Files should be local to the host doing the monitoring
- use a forwarder on the host where the logs reside
Configure using the [monitor::/] stanza in inputs.conf
Describe the batch input.
The batch input reads a file, indexes the data, and deletes the file
Best used with large archives of historic data, not files that continue to be written to.
Use a forwarder on the host where the files reside.
[batch://] stanza has several unique settings, but also uses the same settings as the monitor input.
Describe the Script input
Splunk runs the script in the [script://] stanza and ingests the output (STDOUT/STDERR)
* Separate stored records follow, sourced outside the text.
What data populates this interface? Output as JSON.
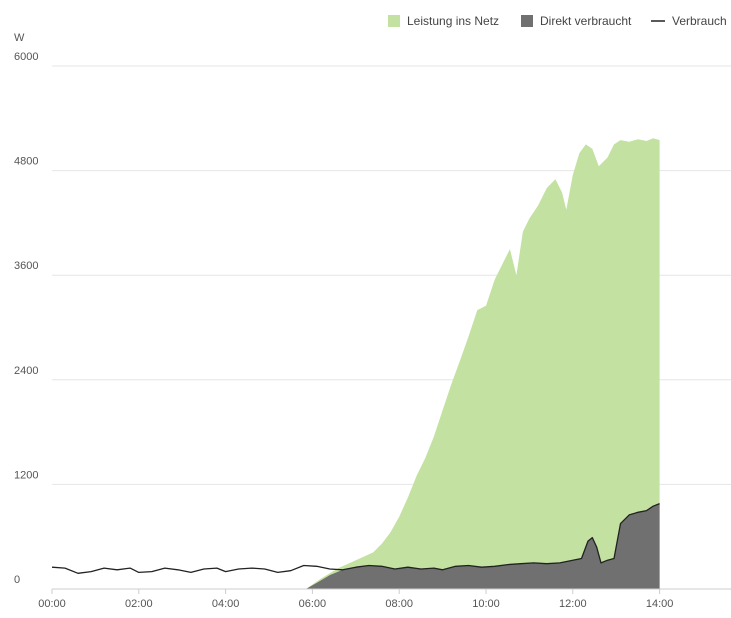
{
  "chart_data": {
    "type": "area",
    "y_unit": "W",
    "ylim": [
      0,
      6000
    ],
    "y_ticks": [
      "0",
      "1200",
      "2400",
      "3600",
      "4800",
      "6000"
    ],
    "x_range_hours": [
      0,
      15
    ],
    "x_ticks": [
      "00:00",
      "02:00",
      "04:00",
      "06:00",
      "08:00",
      "10:00",
      "12:00",
      "14:00"
    ],
    "grid": "horizontal",
    "legend_position": "top-right",
    "series": [
      {
        "name": "Leistung ins Netz",
        "kind": "area",
        "color": "#c3e1a1",
        "points": [
          [
            5.85,
            0
          ],
          [
            6.2,
            120
          ],
          [
            6.6,
            240
          ],
          [
            7.0,
            330
          ],
          [
            7.4,
            420
          ],
          [
            7.6,
            520
          ],
          [
            7.8,
            650
          ],
          [
            8.0,
            830
          ],
          [
            8.2,
            1050
          ],
          [
            8.4,
            1300
          ],
          [
            8.6,
            1500
          ],
          [
            8.8,
            1750
          ],
          [
            9.0,
            2050
          ],
          [
            9.2,
            2350
          ],
          [
            9.4,
            2620
          ],
          [
            9.6,
            2900
          ],
          [
            9.8,
            3200
          ],
          [
            10.0,
            3250
          ],
          [
            10.2,
            3550
          ],
          [
            10.4,
            3750
          ],
          [
            10.55,
            3900
          ],
          [
            10.7,
            3600
          ],
          [
            10.85,
            4100
          ],
          [
            11.0,
            4250
          ],
          [
            11.2,
            4400
          ],
          [
            11.4,
            4600
          ],
          [
            11.6,
            4700
          ],
          [
            11.75,
            4550
          ],
          [
            11.85,
            4350
          ],
          [
            12.0,
            4750
          ],
          [
            12.15,
            5000
          ],
          [
            12.3,
            5100
          ],
          [
            12.45,
            5050
          ],
          [
            12.6,
            4850
          ],
          [
            12.8,
            4950
          ],
          [
            12.95,
            5100
          ],
          [
            13.1,
            5150
          ],
          [
            13.3,
            5130
          ],
          [
            13.5,
            5160
          ],
          [
            13.7,
            5140
          ],
          [
            13.85,
            5170
          ],
          [
            14.0,
            5150
          ]
        ]
      },
      {
        "name": "Direkt verbraucht",
        "kind": "area",
        "color": "#707070",
        "points": [
          [
            5.85,
            0
          ],
          [
            6.1,
            70
          ],
          [
            6.4,
            160
          ],
          [
            6.7,
            220
          ],
          [
            7.0,
            250
          ],
          [
            7.3,
            270
          ],
          [
            7.6,
            260
          ],
          [
            7.9,
            230
          ],
          [
            8.2,
            250
          ],
          [
            8.5,
            230
          ],
          [
            8.8,
            240
          ],
          [
            9.0,
            220
          ],
          [
            9.3,
            260
          ],
          [
            9.6,
            270
          ],
          [
            9.9,
            250
          ],
          [
            10.2,
            260
          ],
          [
            10.5,
            280
          ],
          [
            10.8,
            290
          ],
          [
            11.1,
            300
          ],
          [
            11.4,
            290
          ],
          [
            11.7,
            300
          ],
          [
            12.0,
            330
          ],
          [
            12.2,
            350
          ],
          [
            12.35,
            550
          ],
          [
            12.45,
            590
          ],
          [
            12.55,
            480
          ],
          [
            12.65,
            300
          ],
          [
            12.8,
            330
          ],
          [
            12.95,
            350
          ],
          [
            13.1,
            750
          ],
          [
            13.3,
            850
          ],
          [
            13.5,
            880
          ],
          [
            13.7,
            900
          ],
          [
            13.85,
            950
          ],
          [
            14.0,
            980
          ]
        ]
      },
      {
        "name": "Verbrauch",
        "kind": "line",
        "color": "#222222",
        "points": [
          [
            0.0,
            250
          ],
          [
            0.3,
            240
          ],
          [
            0.6,
            180
          ],
          [
            0.9,
            200
          ],
          [
            1.2,
            240
          ],
          [
            1.5,
            220
          ],
          [
            1.8,
            240
          ],
          [
            2.0,
            190
          ],
          [
            2.3,
            200
          ],
          [
            2.6,
            240
          ],
          [
            2.9,
            220
          ],
          [
            3.2,
            190
          ],
          [
            3.5,
            230
          ],
          [
            3.8,
            240
          ],
          [
            4.0,
            200
          ],
          [
            4.3,
            230
          ],
          [
            4.6,
            240
          ],
          [
            4.9,
            230
          ],
          [
            5.2,
            190
          ],
          [
            5.5,
            210
          ],
          [
            5.8,
            270
          ],
          [
            6.1,
            260
          ],
          [
            6.4,
            230
          ],
          [
            6.7,
            220
          ],
          [
            7.0,
            250
          ],
          [
            7.3,
            270
          ],
          [
            7.6,
            260
          ],
          [
            7.9,
            230
          ],
          [
            8.2,
            250
          ],
          [
            8.5,
            230
          ],
          [
            8.8,
            240
          ],
          [
            9.0,
            220
          ],
          [
            9.3,
            260
          ],
          [
            9.6,
            270
          ],
          [
            9.9,
            250
          ],
          [
            10.2,
            260
          ],
          [
            10.5,
            280
          ],
          [
            10.8,
            290
          ],
          [
            11.1,
            300
          ],
          [
            11.4,
            290
          ],
          [
            11.7,
            300
          ],
          [
            12.0,
            330
          ],
          [
            12.2,
            350
          ],
          [
            12.35,
            550
          ],
          [
            12.45,
            590
          ],
          [
            12.55,
            480
          ],
          [
            12.65,
            300
          ],
          [
            12.8,
            330
          ],
          [
            12.95,
            350
          ],
          [
            13.1,
            750
          ],
          [
            13.3,
            850
          ],
          [
            13.5,
            880
          ],
          [
            13.7,
            900
          ],
          [
            13.85,
            950
          ],
          [
            14.0,
            980
          ]
        ]
      }
    ]
  }
}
Splunk supports a number of script types including PowerShell, Python, Windows batch files, or any other utility that can format and stream the data that you want to index
Place scripts in bin/ directory of your app:
$SPLUNK_HOME/etc/apps//bin/
Describe the FIFO input
A First In, First Out (FIFO) input reads data from the FIFO queue reference in the path specified in the stanza
- not currently supported by Splunk web
- If using Splunk Cloud, use an HF for FIFO inputs
It is important to note that data sent over FIFO queues does not remain in memory and can be an unreliable method for data sources.
Describe an fschange input
File System change (fsmonitor) monitors the directory and subdirectories referenced in the path for the updates, additions, and deletions
- note the stanza does not preface with “//”
Events arrive at Splunk to indicate a change from the prior state
The stanza uses different setting than other inputs
A directory cannot be simultaneously monitored by [fschange:] and [monitor://…].
Describe Perfmo, WinEventLog, WMI, and admon Inputs
Windows inputs that monitor perfmon counters, windows event logs, and active directory(admon).
WMI can be used for remote servers, but is highly discouraged. A UF should be placed on the remote server and WinEventLog used
Describe the http input
This configures for HTTP Event Collector (HEC) which is a token-based HTTP input that is secure and scalable
Notethat the inputs.conf must live within the application scope of $SPLUNK_HOME/splunk_httpinput/local/inputs.conf to be active.